The songs themselves were, outside of the new default pattern of fuzzy, aggressive rock, eccentric and ambitious in all kinds of new ways. ‘So Why So Sad’ remains one of the strangest Manics tracks ever recorded, full of sleighbells and Beach Boys influence and yet released as one of the first singles. ‘Miss Europa Disco Dancer’ was an all-out and shockingly successful effort by the band to play disco. Elsewhere, ‘Epicentre’ and ‘The Convalescent’ were minor epics, stretching to over and just under six minutes respectively, making them extremely long by Manics standards. In this period, Manics creativity was running rampant, as if the commercial success of the last two albums had freed them to simply run wild.

As it turned out, the legacy of KYE would go on to have some similarities to that of the previous album. While reviews were understandably mixed in some quarters – a major difference – both albums produced a large number of album tracks which have never achieved the level of acclaim or interest they deserve and have rarely if ever been played live. In this way the album is packed with a great many songs which, while not all things to all people, have potential to become major cult favourites among Manics fans even as they languish in obscurity for everyone else.

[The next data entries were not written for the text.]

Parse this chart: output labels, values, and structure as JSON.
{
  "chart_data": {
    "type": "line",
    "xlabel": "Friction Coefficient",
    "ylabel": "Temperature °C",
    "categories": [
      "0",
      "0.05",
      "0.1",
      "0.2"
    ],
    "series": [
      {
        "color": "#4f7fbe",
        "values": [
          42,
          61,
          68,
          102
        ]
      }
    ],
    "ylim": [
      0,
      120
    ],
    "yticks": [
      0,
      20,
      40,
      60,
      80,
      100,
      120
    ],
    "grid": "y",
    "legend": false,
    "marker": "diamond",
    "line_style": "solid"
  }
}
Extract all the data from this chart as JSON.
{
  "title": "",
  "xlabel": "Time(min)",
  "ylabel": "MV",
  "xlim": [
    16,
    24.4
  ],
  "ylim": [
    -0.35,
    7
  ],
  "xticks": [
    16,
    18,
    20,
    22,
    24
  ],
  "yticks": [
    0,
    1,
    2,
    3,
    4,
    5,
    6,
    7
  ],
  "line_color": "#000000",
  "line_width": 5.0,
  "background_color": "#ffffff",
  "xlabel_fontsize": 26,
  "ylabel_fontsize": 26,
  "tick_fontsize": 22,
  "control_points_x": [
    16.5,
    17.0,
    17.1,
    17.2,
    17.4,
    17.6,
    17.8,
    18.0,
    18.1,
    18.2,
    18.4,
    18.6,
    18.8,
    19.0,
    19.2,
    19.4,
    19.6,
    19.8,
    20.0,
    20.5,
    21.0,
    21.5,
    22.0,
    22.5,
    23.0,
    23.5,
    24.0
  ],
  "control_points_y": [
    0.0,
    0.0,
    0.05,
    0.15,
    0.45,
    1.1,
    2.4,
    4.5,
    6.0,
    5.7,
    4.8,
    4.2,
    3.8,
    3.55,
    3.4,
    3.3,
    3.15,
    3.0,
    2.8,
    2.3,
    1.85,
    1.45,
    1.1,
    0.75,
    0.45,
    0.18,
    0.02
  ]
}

Know Your Enemy is perhaps best seen as a rite of passage for Manic Street Preachers, one which many bands have passed through before them. It was never intended to be a major commercial success, but rather a vent for artistic energy and in this aim it succeeds spectacularly. It is perhaps the least coherent Manics album, arguably the least consistent, but in some respects it is one of the most fascinating exactly because of its creative recklessness. It is a unique entry in the Manics catalogue and not to be missed.